The CDA led a U.S. delegation comprising PEPFAR Coordinator, Mark Giambrone; U.S. Centers for Disease Control and Prevention (CDC) Country Director, Dr. Mary Boyd; U.S. Agency for International Development (USAID) HIV/TB Office Director, Rachel Goldstein; and the Walter Reed Army Institute of Research (WRAIR) Country Director, Dr. Laura Chittenden.
The team was joined by the Director-General of Nigeria’s National Agency for the Control of AIDS (NACA), Dr. Aliyu Gambo, and the Coordinator of the National AIDS, Sexually Transmitted Infections Control and Hepatitis Programme (NASCP), Dr. Akudo Ikpeazu, as well as the representative of Nigerian Ministry of Defence, Health Implementation Programme, Brig. Gen. NAE Okeji (rtd).
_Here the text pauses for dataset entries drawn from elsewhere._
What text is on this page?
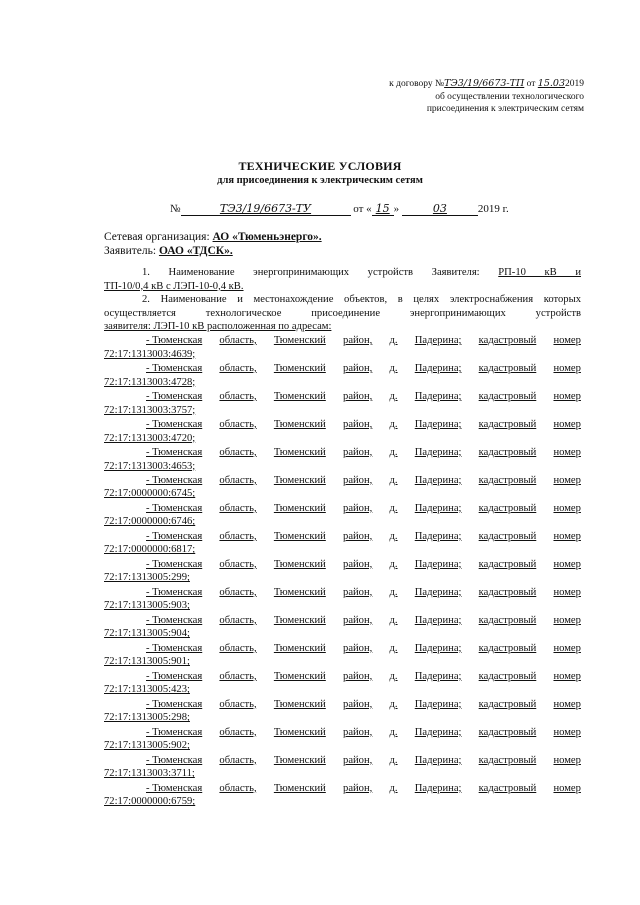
к договору №ТЭ3/19/6673-ТП от 15.032019
об осуществлении технологического
присоединения к электрическим сетям
ТЕХНИЧЕСКИЕ УСЛОВИЯ
для присоединения к электрическим сетям
№	ТЭ3/19/6673-ТУ	от « 15 »	03	2019 г.
Сетевая организация: АО «Тюменьэнерго».
Заявитель: ОАО «ТДСК».
1. Наименование энергопринимающих устройств Заявителя: РП-10 кВ и
ТП-10/0,4 кВ с ЛЭП-10-0,4 кВ.
2. Наименование и местонахождение объектов, в целях электроснабжения которых
осуществляется технологическое присоединение энергопринимающих устройств
заявителя: ЛЭП-10 кВ расположенная по адресам:
- Тюменская область, Тюменский район, д. Падерина; кадастровый номер
72:17:1313003:4639;
- Тюменская область, Тюменский район, д. Падерина; кадастровый номер
72:17:1313003:4728;
- Тюменская область, Тюменский район, д. Падерина; кадастровый номер
72:17:1313003:3757;
- Тюменская область, Тюменский район, д. Падерина; кадастровый номер
72:17:1313003:4720;
- Тюменская область, Тюменский район, д. Падерина; кадастровый номер
72:17:1313003:4653;
- Тюменская область, Тюменский район, д. Падерина; кадастровый номер
72:17:0000000:6745;
- Тюменская область, Тюменский район, д. Падерина; кадастровый номер
72:17:0000000:6746;
- Тюменская область, Тюменский район, д. Падерина; кадастровый номер
72:17:0000000:6817;
- Тюменская область, Тюменский район, д. Падерина; кадастровый номер
72:17:1313005:299;
- Тюменская область, Тюменский район, д. Падерина; кадастровый номер
72:17:1313005:903;
- Тюменская область, Тюменский район, д. Падерина; кадастровый номер
72:17:1313005:904;
- Тюменская область, Тюменский район, д. Падерина; кадастровый номер
72:17:1313005:901;
- Тюменская область, Тюменский район, д. Падерина; кадастровый номер
72:17:1313005:423;
- Тюменская область, Тюменский район, д. Падерина; кадастровый номер
72:17:1313005:298;
- Тюменская область, Тюменский район, д. Падерина; кадастровый номер
72:17:1313005:902;
- Тюменская область, Тюменский район, д. Падерина; кадастровый номер
72:17:1313003:3711;
- Тюменская область, Тюменский район, д. Падерина; кадастровый номер
72:17:0000000:6759;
“The U.S. is looking to Abia State to lead and demonstrate a model of sustainable state ownership of the HIV response,” FitzGibbon said, adding that: “This will help to strengthen the partnership between the United States and Abia State.”
The Governor of Abia State, Dr Okezie Ikpeazu, said that the alarming figure of 38,000 PLHIV not receiving treatment in Abia was majorly concentrated at the border communities.
Ikpeazu, wno was represented at the stakeholders’ engagement by his Deputy, Ude Oko Chukwu, lamented the high prevalence of HIV/AIDS in Abia engendered by its geographucal location whereby it shares boundaries with several states.
Abia, which shares borders with seven states including Imo, Akwa Ibom, Cross River, Anambra, Rivers, Enugu, and Ebonyi, ranks sixth in HIV/AIDS prevalence rate in Nigeria.
The governor pledged that Abia would “do everything” to collaborate with the U.S to ensure that treatment gets to the people outside the treatment zone.
In his remarks the Director General of National Agency for Control of AIDS(NACA), Dr Aliyu Gambo, challenged Abia State to use the ingenuity of its citizens and come up with a cure for AIDS.
The Catholic Bishop of Umuahia, Most Rev Lucius Ugorji, represented by the Auxiliary Bishop, Most Rev Michael Kalu Ukpong, lauded the U.S. Government for choosing Catholic Caritas Foundation to implement the programme.
“The Catholic Diocese of Umuahia is promising to do more in educating and conscientizing the public to see HIV/AIDS patients as people who need help and support and not as people stigmatised and as such to be avoided or abandoned,” he said.